On balance, we think that the District of Columbia Circuit has taken the better course. The power of the federal courts to grant equitable relief for constitutional violations has long been established. See, e.g., Osborn v. United States Bank, 9 Wheat. 738, 838-46, 859 (1824); Ex parte Young, 209 U.S. 123, 156 (1908). Thus, as the District of Columbia Circuit observed, there is a "`presumed availability of federal equitable relief against threatened invasions of constitutional interests.'" Hubbard, 809 F.2d at 11 (quoting Bivens, 403 U.S. at 404 (Harlan, J., concurring in the judgment)). It is reasonable to assume that Congress legislates with the understanding that this form of judicial relief is generally available to protect constitutional rights. While Congress may restrict the availability of injunctive relief (see, e.g., 28 U.S.C. Section(s) 1341, 2283; 26 U.S.C. Section(s) 7421(a)), we believe that we should be very hesitant before concluding that Congress has impliedly imposed such a restriction on the authority to award injunctive relief to vindicate constitutional rights.

It is true that Bush found that the history and structure of the CSRA spoke with sufficient clarity to preclude the creation of a new Bivens claim. But the Supreme Court has developed a special jurisprudence for Bivens claims, and we are hesitant to extend this jurisprudence into other spheres. Just because "special factors counselling hesitation" militate against the creation of a new non-statutory damages remedy, it does not necessarily follow that the long-recognized availability of injunctive relief should be restricted as well. We assume that the power of the federal courts to award legal and equitable relief in actions under 28 U.S.C. Section(s) 1331 stems from the same source, see Bush, 462 U.S. at 374, but that does not mean that the factors that counsel against one type of relief are equally applicable with respect to the other. See Bivens, 403 U.S. at 405-06 (Harlan, J., concurring in the judgment); Dellinger, Of Rights and Remedies: The Constitution As A Sword, 85 Harv. L. Rev. 1532, 1543 (1972).
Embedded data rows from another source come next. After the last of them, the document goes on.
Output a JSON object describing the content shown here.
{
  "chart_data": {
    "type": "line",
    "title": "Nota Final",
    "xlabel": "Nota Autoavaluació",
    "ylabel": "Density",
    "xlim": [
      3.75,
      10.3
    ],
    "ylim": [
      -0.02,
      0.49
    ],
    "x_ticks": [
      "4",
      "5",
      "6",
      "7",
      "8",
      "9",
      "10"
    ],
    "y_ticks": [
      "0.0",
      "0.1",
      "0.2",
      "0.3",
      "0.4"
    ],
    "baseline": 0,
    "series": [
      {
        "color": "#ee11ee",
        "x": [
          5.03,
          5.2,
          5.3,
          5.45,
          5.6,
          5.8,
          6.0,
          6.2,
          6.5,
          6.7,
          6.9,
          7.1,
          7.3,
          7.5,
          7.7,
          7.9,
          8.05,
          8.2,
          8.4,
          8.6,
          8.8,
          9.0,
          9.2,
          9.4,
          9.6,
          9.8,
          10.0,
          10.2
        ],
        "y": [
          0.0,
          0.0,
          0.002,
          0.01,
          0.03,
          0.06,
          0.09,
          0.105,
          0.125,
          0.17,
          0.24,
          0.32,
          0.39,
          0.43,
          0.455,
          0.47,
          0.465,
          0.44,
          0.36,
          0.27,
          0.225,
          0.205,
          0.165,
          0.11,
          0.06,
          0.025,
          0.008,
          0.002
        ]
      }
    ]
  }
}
As we have noted, a good argument can be made that the reasoning of Bush should be applied to cases involving only injunctive relief, but this application involves a big and important jump. Without more specific guidance from the Supreme Court, we do not think that this is a jump that we should make. We therefore hold that Bush and the related Supreme Court decisions on which the defendants rely did not prevent the district court from entertaining the appellants' requests for injunctive relief. Nor do we interpret these precedents as limiting the district court's authority to award declaratory relief under 28 U.S.C. Section(s) 2201-02. *fn6


For these reasons, the order of the district court is reversed, and the case is remanded.